Além disso, facilita a coesão de grupos e melhora a gestão do stresse. Universidades anglo-saxónicas mostram resultados, facilmente acessíveis na Internet: o calão torna-nos mais racionais, faz-nos parecer mais sinceros – esta foi uma arma utilizada por Donald Trump na campanha eleitoral de 2016 -, ajuda-nos a expressar-nos melhor e reduzem a ansiedade (no caso dos adeptos de futebol).

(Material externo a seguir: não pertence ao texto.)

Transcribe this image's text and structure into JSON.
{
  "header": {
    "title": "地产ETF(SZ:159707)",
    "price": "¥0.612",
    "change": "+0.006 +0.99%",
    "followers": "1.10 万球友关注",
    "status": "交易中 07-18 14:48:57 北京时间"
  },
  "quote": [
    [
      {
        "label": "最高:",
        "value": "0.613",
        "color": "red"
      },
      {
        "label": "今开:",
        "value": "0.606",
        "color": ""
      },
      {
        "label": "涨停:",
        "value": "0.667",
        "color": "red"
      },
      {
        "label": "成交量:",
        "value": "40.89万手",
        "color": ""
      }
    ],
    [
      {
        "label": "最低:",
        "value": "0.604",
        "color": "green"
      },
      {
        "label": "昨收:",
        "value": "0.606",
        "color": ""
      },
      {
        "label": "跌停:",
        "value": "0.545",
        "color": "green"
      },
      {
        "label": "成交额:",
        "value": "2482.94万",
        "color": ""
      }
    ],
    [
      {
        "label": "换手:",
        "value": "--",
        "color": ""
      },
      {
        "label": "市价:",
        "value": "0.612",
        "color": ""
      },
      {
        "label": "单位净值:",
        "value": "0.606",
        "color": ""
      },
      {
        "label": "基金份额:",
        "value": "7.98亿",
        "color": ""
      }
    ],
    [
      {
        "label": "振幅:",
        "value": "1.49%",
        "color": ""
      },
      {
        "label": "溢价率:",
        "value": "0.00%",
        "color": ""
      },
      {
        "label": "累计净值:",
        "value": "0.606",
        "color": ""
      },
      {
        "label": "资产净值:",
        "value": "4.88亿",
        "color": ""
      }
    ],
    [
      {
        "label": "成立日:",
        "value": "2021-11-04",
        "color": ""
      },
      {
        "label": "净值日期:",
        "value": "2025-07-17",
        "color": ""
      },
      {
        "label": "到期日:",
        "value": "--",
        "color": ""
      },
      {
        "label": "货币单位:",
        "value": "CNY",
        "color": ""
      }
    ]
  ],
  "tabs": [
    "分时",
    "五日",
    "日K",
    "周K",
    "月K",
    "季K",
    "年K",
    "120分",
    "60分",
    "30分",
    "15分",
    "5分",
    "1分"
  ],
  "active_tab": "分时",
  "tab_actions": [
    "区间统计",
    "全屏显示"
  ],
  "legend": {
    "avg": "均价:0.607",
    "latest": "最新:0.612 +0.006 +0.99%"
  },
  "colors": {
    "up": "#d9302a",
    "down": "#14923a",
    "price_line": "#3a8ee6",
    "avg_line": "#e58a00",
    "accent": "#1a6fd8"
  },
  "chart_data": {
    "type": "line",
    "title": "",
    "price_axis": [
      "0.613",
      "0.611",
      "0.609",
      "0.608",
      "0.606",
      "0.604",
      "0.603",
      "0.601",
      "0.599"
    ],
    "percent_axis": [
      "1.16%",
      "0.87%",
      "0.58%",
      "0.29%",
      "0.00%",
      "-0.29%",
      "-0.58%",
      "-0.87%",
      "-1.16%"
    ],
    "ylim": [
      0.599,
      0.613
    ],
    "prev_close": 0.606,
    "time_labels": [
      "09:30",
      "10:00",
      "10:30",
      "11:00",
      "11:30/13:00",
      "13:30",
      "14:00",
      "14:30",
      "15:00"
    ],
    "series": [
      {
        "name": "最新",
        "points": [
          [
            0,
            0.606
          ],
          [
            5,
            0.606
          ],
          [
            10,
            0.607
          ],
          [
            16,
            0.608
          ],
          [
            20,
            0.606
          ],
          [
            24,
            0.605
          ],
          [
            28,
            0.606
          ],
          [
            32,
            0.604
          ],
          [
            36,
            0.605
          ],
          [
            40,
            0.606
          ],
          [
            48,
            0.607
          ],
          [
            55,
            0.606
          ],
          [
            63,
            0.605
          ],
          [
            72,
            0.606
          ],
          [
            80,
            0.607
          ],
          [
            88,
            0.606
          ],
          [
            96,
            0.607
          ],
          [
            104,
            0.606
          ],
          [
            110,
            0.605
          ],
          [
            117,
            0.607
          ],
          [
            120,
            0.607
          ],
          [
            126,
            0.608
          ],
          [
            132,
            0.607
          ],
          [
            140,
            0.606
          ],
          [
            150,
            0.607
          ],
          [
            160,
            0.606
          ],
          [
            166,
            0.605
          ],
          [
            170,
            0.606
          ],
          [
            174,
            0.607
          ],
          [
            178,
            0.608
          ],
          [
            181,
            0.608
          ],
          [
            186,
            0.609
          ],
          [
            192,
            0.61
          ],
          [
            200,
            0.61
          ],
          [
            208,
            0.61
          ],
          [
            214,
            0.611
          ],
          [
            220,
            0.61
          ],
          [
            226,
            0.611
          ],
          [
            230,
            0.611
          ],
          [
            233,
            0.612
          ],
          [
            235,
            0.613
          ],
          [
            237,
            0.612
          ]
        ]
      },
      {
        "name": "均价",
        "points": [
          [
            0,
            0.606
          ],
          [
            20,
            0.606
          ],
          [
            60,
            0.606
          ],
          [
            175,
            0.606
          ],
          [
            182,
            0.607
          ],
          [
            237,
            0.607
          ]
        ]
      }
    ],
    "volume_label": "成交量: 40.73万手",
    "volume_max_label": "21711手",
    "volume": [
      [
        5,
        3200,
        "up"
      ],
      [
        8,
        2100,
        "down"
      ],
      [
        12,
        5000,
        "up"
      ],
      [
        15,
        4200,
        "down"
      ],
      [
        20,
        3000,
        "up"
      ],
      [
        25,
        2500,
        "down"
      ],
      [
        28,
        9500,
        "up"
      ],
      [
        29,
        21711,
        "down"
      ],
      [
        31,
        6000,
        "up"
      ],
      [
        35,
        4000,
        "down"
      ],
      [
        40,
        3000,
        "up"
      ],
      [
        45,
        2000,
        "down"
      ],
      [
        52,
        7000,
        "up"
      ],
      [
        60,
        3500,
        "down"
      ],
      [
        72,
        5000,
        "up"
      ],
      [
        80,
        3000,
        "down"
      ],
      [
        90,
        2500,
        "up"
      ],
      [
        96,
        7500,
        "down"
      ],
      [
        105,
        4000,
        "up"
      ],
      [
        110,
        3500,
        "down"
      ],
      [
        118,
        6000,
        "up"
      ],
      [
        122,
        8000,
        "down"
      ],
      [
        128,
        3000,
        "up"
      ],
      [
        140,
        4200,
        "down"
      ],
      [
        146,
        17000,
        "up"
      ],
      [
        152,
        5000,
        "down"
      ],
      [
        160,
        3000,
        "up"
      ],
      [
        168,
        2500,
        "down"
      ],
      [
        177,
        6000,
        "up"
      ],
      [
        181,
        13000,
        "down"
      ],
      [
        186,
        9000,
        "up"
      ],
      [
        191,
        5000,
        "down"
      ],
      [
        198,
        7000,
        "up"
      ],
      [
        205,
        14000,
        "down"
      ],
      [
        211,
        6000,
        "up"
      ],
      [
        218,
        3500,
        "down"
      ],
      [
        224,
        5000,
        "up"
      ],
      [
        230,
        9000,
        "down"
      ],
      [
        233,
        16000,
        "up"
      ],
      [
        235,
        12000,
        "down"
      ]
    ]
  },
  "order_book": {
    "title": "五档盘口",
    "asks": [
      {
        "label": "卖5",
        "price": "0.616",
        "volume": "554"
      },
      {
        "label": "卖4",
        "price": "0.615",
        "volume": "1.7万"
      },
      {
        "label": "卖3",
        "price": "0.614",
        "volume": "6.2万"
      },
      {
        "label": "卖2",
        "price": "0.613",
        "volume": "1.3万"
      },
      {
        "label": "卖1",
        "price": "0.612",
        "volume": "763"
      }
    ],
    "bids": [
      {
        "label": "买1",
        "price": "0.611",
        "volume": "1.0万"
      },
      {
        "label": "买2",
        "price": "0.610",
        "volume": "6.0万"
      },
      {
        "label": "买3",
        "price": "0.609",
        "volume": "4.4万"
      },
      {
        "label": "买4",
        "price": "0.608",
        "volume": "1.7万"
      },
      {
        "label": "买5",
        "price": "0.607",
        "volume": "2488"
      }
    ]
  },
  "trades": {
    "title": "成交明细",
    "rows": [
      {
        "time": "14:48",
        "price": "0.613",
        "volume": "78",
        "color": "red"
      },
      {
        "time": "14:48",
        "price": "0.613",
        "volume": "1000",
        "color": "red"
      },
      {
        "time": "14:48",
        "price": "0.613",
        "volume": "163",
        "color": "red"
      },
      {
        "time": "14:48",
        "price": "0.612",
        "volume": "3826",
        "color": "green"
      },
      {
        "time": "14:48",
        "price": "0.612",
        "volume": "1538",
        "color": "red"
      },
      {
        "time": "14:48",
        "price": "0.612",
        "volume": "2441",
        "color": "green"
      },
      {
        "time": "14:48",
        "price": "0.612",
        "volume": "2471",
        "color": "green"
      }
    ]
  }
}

Rute Agulhas, psicóloga clínica e docente no ISCTE – Instituto Universitário de Lisboa, confirma que dizer palavrões pode funcionar “como uma estratégia para lidar com o stresse e regular as emoções”. Acabando por ser um método libertador a que muitos recorrem, ainda que eventualmente de forma inconsciente. No entanto, frisa a importância de “atender ao contexto em que são ditos”. Num ambiente “profissional ou em casa, junto de crianças, poderá ser menos adequado”.
Por outro lado, “há casos em que é bastante aceite, dependendo também da zona do país em que se vive”. Normalmente esse pêndulo cai mais a Norte. “Sabemos que há zonas que têm maior aceitação deste comportamento.” O que torna o uso de palavrões “algo absolutamente natural e espontâneo”.